25 maio 2023

Uma crônica de Cícero Belmar

A foto da bruxa

Cícero Belmar*

 

Há uma espécie de bruxa que adora cantar. É o que posso dizer dessa foto que está no Facebook. A cantora usa túnica amarela, tem um daqueles chapéus infantis em cone, e segura o gato preto nos braços. Corvos, corujas e gatos pretos são típicos dessas mulheres sobrenaturais. Ela ri. A felicidade é o sinal inconteste: nunca vi foto de uma bruxa chorando.

Este é o retrato de uma feiticeira que é feliz porque canta. Apesar de eu estar vendo somente hoje, a foto não é recente, vejamos o ano, 1976. Agora, que percebo essa ligação, entre a magia e a música, é que entendo: o canto é uma estratégia de quem busca enfeitiçar corações e mentes.

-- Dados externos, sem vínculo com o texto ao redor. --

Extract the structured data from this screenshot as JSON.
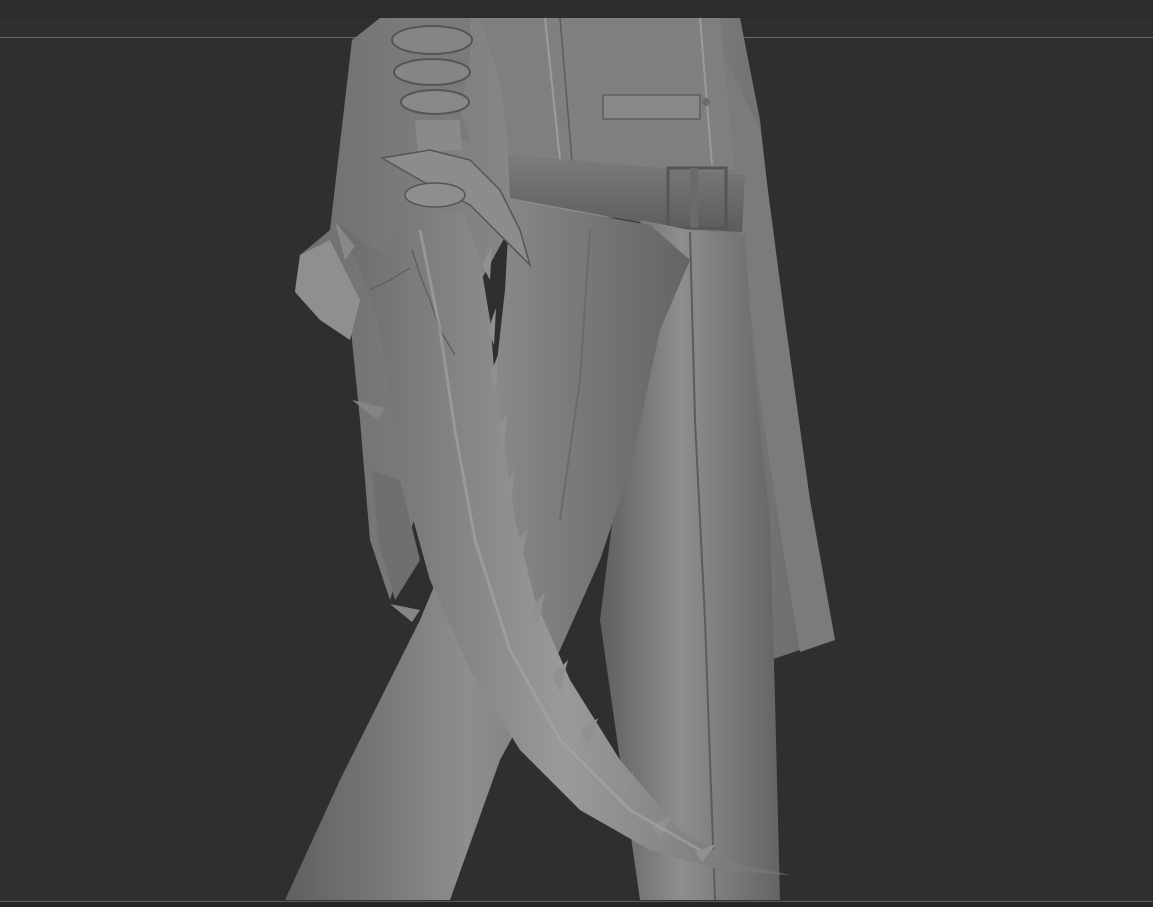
{
  "app": {
    "view": "3d-sculpt-viewport"
  },
  "viewport": {
    "background_color": "#2f2f2f",
    "model_color": "#8a8a8a",
    "guide_line_color": "#6a6a6a"
  },
  "model": {
    "parts": [
      "coat",
      "trousers",
      "belt",
      "gloved-hand",
      "curved-spiked-blade"
    ]
  }
}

As bruxas mandam recados através da música. Cada vez que nós, pobres mortais, entoamos as canções que já foram interpretadas por essas profetizas, pitonisas, ou como queiram chamar, nós as imortalizamos. Repetindo o canto delas, recuperamos suas histórias. Reforçamos os fundamentos espirituais que deram sentido à existência delas.

Cantar é o ritual oferecido à Deusa Soberana que transportam na alma. Está tudo ali, quando cantam. Sentimentos, histórias, medos e lutas. A poesia que apresentam no repertório, na harmonia, na entonação, no fraseado do canto, é uma maneira de transmissão oral de sua experiência, do seu aprendizado, de sua identidade, de sua magia.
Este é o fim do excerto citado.